Where have I been? I learned a new word today but the word has been around for a long time. CBC Online Radio menu introduced me to the word this morning as it promoted an audio show that airs tonight at 7:30 pm on Radio One. The promo says “Canada is a country of mashups. People from different cultures find themselves living and working together here — bumping into different values, assumptions and different ways of doing things.” Did you notice how I gave credit for this quotation?
This is the universal symbol for mashup.
So much of what I write and what I paint is mashup. How I think is mashup, come to think of it. When I write a blog post for GPS, I typically have an idea, develop it and add expressions and images I have accessed from internet sources. Invariably the product is mashup. If I use artists' images I source them with credit. I even do that with some photographic images. I have even asked permission for use of some of these. Where I quote verbatim I source the writer. In the mashup universe, giving credit is a lost courtesy, even though some will say it is a legal requirement. This is under constant debate.
So I pulled up the Wikipedia definition for Mashup and learned about four mashup genres.
1. Mashup (digital), a digital media file containing any or all of text, graphics, audio, video, and animation, which recombines and modifies existing digital works to create a derivative work.
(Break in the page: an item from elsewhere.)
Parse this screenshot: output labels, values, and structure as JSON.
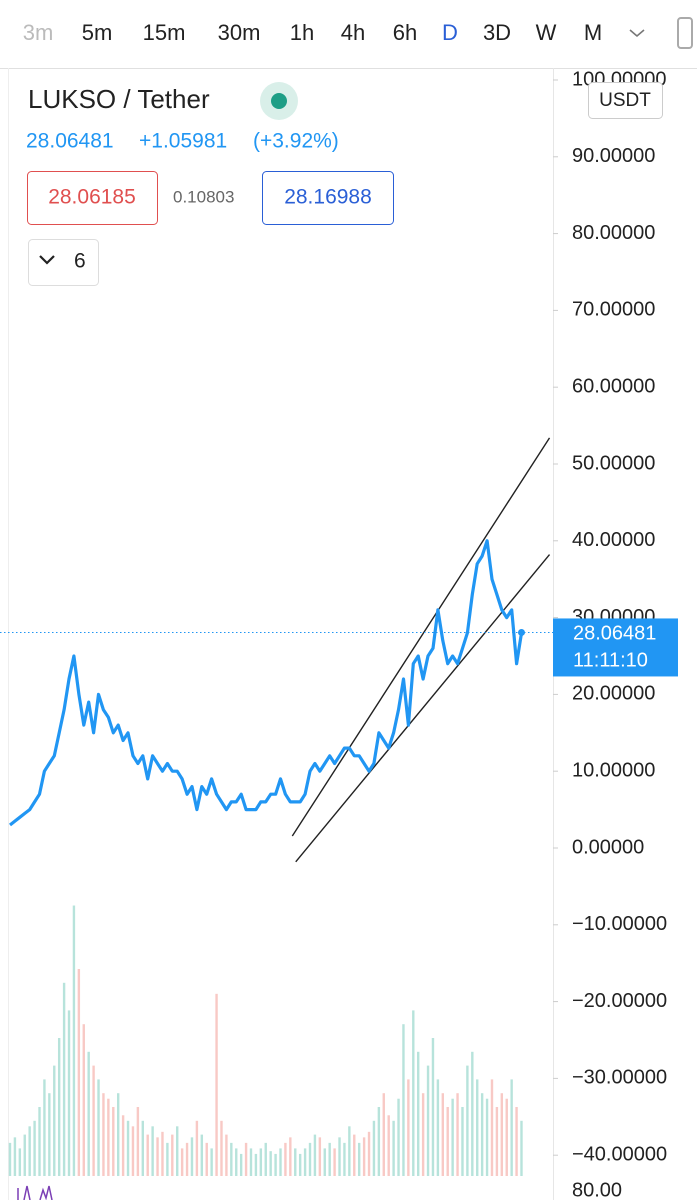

2. Mashup (music), the musical genre encompassing songs which consist entirely of parts of other songs. The basic idea of a mashup is that you take samples of existing content (audio, video, text), and put them together into something new.
3. Mashup (video), a video that is edited from more than one source to appear as one
4. Mashup (web application hybrid), a web application that combines data and/or functionality from more than one source.
More mashup tomorrow and the next day, and maybe as long as I do this, because apparently I don’t have an original thought in my head.
Sorry for the long delay between posts. I was trying too hard to be original.